LE CARRE: Well, I think my technique is to personalize everything. If I'm angry, then I invest that in characters. And I give them a motivation that expresses that anger. It's a little bit like the horrible Stalin dictum. Twenty million people wiped out is a statistic, but a couple of people lying dead in a ditch is a national tragedy. If you take an earlier novel of mine like "The Constant Gardener," everybody knew, broadly speaking, that Big Pharma was doing dreadful things - upping the prices absurdly, using human beings in clinical tests without obtaining their proper consent and so on and so on. But that was a general point. Actually to take it down to one woman who cares, then you begin to have a story, and you begin to make a point.

SIMON: Something else occurred to me reading your novel. There is, of course, a scene which you kind of expect of the British security people watching an operation unfold on video and audio. And it occurred to me anyone and everyone can do that now. We are living in a kind of surveillance state with smart speakers and personal digital assistants and telephones that can listen to us and watch us. I wonder if you have any concern about that.

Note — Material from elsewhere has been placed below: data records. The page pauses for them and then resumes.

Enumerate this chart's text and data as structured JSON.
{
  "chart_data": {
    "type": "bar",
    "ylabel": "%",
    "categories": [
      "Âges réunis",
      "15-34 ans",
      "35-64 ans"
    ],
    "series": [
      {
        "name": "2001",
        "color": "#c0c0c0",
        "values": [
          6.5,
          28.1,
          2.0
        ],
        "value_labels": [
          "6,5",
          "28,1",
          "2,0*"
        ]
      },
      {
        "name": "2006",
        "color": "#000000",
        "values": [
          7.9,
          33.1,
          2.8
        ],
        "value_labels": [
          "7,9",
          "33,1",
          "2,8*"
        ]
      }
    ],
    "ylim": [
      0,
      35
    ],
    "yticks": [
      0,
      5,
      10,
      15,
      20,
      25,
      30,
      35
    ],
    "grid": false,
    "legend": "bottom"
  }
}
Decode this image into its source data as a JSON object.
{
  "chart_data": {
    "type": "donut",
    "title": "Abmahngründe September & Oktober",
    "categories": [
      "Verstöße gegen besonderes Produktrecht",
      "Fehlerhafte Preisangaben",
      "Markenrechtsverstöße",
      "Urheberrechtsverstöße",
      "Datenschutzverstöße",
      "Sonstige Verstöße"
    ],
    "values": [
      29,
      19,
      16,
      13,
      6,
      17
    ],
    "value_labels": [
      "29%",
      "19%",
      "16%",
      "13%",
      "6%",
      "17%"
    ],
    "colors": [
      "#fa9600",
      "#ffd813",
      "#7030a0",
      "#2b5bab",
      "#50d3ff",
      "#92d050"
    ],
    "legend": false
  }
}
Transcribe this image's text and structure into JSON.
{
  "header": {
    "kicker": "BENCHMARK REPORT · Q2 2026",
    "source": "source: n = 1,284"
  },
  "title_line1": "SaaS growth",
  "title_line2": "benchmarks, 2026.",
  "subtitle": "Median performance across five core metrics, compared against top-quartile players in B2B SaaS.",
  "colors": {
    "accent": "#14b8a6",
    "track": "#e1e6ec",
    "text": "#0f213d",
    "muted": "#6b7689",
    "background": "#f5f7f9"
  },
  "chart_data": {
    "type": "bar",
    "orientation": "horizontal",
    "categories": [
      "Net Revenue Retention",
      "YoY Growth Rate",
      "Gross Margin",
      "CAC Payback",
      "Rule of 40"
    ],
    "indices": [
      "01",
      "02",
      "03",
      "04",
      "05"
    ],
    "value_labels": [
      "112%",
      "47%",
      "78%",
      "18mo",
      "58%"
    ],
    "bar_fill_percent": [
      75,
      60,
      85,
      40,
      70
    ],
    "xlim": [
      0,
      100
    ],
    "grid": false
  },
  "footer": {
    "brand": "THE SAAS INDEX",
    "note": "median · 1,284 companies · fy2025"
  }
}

LE CARRE: I'm hugely concerned about it. And how we control that, how we contain it, I truly don't know. One thing is sure - the power is probably invested in Silicon Valley, not in any government. It's a nongovernmental issue, if you like. And we have to get a grip on that. But it takes a far more sophisticated brain than mind to work out how you do it.

SIMON: I'd still like to read a John le Carre novel about that.

LE CARRE: (Laughter) You know how old I am?

SIMON: I looked it up. And I will tell you, suddenly I log in, and I'm getting invited to buy your books and see your films and otherwise replenish the Cornwall family.

LE CARRE: That's great. Scott, Start staving now.

SIMON: John le Carré - David Cornwell - his novel, "Agent Running In The Field." Thank you so much for being with us.

LE CARRE: Thank you very much. It was lovely to talk to you, Scott.